Aun así, crees que debes responder a todos los que han mostrado interés en llegar a ti, a tu sitio. Y comienzan los problemas. La gente no entiende que seas tan elitista. Dicen que ellos no tuvieron elección, que nacieron así, que es cuestión de genética, que el hecho en sí les sugiere la irrupción de un nuevo holocausto; y te proclaman que nada les gustaría más que despertarse al día siguiente siendo feos, si ello les permite habitar en tu paraíso. Algunos incluso te proponen sacarse un ojo, o rajarse de arriba abajo la cara, o cortarse las dos orejas. Alguno, incluso, lo lleva a cabo y te envía una fotografía con su nueva imagen: espantosa, mucho peor que la tuya.
Llevan razón. Así lo sientes. Te has vuelto a equivocar. Estás completamente segura de ello y vuelves a echar marcha atrás. Frenas todo el asunto. Necesitas pensar. Y te das unos días.
El candil, el sillón y el fuego y, sobre todo, el ordenador te han mantenido demasiado sujeta. Sales de tu casa reconstruida, al exterior de tu cementerio. Encuentras irrepetibles los horizontes, las nubes bajas que abrazan a las montañas del fondo, el tapiz que forman los árboles en las laderas, el río, siempre susurrante, siempre ahí, corriendo y sin marcharse a ningún sitio. No puedes ser tan egoísta. No puede ser para ti sola, ni para quien tú elijas —piensas—. Y en un impulso, entras de nuevo en la casa, te sientas frente al ordenador y colocas un nuevo anuncio con la dirección exacta del paraíso, archivando de esa manera todas tus exigencias anteriores y cometiendo el que será tu segundo y definitivo fallo. Ya no habrá tiempo ni oportunidad para otro.
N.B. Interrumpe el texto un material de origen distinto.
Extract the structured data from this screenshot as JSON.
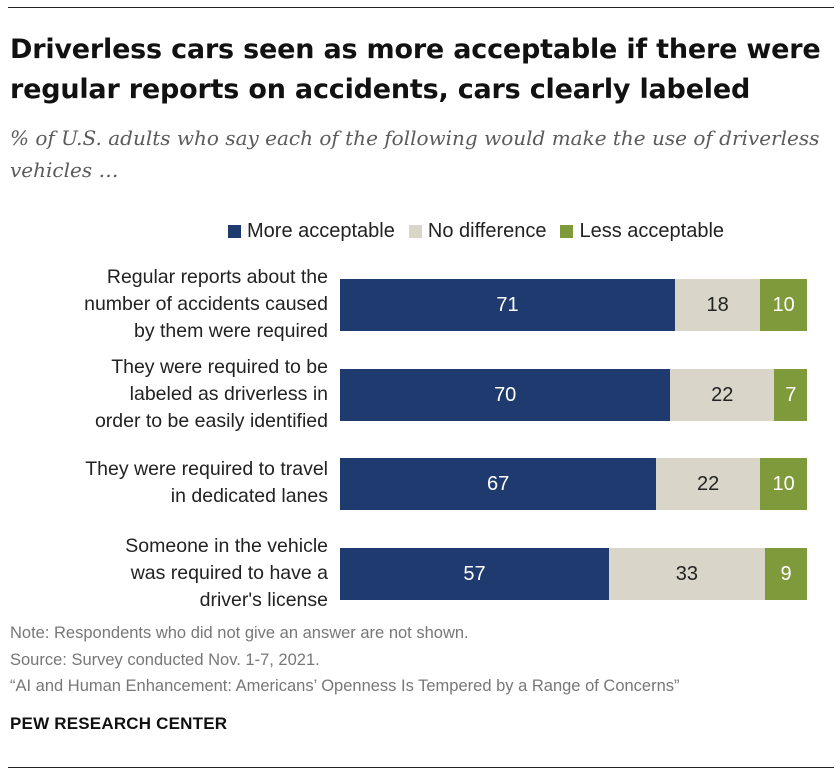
{
  "title": "Driverless cars seen as more acceptable if there were regular reports on accidents, cars clearly labeled",
  "subtitle": "% of U.S. adults who say each of the following would make the use of driverless vehicles …",
  "colors": {
    "more": "#1f3a6e",
    "no_diff": "#d9d5c8",
    "less": "#7f9a3a",
    "more_text": "#ffffff",
    "no_diff_text": "#222222",
    "less_text": "#ffffff"
  },
  "chart_data": {
    "type": "bar",
    "orientation": "horizontal",
    "stacked": true,
    "title": "Driverless cars seen as more acceptable if there were regular reports on accidents, cars clearly labeled",
    "categories": [
      "Regular reports about the number of accidents caused by them were required",
      "They were required to be labeled as driverless in order to be easily identified",
      "They were required to travel in dedicated lanes",
      "Someone in the vehicle was required to have a driver's license"
    ],
    "category_lines": [
      [
        "Regular reports about the",
        "number of accidents caused",
        "by them were required"
      ],
      [
        "They were required to be",
        "labeled as driverless in",
        "order to be easily identified"
      ],
      [
        "They were required to travel",
        "in dedicated lanes"
      ],
      [
        "Someone in the vehicle",
        "was required to have a",
        "driver's license"
      ]
    ],
    "series": [
      {
        "name": "More acceptable",
        "values": [
          71,
          70,
          67,
          57
        ]
      },
      {
        "name": "No difference",
        "values": [
          18,
          22,
          22,
          33
        ]
      },
      {
        "name": "Less acceptable",
        "values": [
          10,
          7,
          10,
          9
        ]
      }
    ],
    "xlim": [
      0,
      100
    ],
    "xlabel": "",
    "ylabel": "",
    "grid": false,
    "legend_position": "top-right"
  },
  "notes": {
    "note": "Note: Respondents who did not give an answer are not shown.",
    "source": "Source: Survey conducted Nov. 1-7, 2021.",
    "report": "“AI and Human Enhancement: Americans’ Openness Is Tempered by a Range of Concerns”"
  },
  "brand": "PEW RESEARCH CENTER"
}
A las pocas horas ya no caben más coches en la era y los que llegan después se ven obligados a aparcar en las anchuras del carril. Hay de todo: gente inmaculadamente fea, lo que tú ansiabas al principio; gente de aspecto insulso, que no llaman la atención por nada; gente atractiva, a veces sólo por su forma de moverse o de mirar; gente guapa, muy guapa; y gente que sólo pasa a echar un vistazo, con el perro, los niños y la fiambrera. Todos coinciden en lo mismo: se trata del lugar más increíble nunca visto.
El resto de la historia es de sobra conocida:  un promotor inmobiliario logra que recalifiquen como urbanizables unos terrenos anexos a la pequeña aldea, justo donde tú planificabas  plantar hortalizas y tubérculos para que la economía fuera sostenible y en los que ahora se levantan varias hileras de pequeños chalets pareados; un tipo con don de gentes, que se hace con la presidencia de la comunidad, y que no soporta el calor, ni las piedras del río y que se topa con un espacio ideal en donde hacer un gran hoyo para la construcción de una piscina enorme, para todo el vecindario, sin distinciones, para que no se pierda la matriz alternativa y solidaria de tan singular sitio; y el niño, el maldito niño que se las da de gracioso y advierte el vello de tu cara y decide ponerte el sobrenombre de “La mujer barbuda”. El mundo.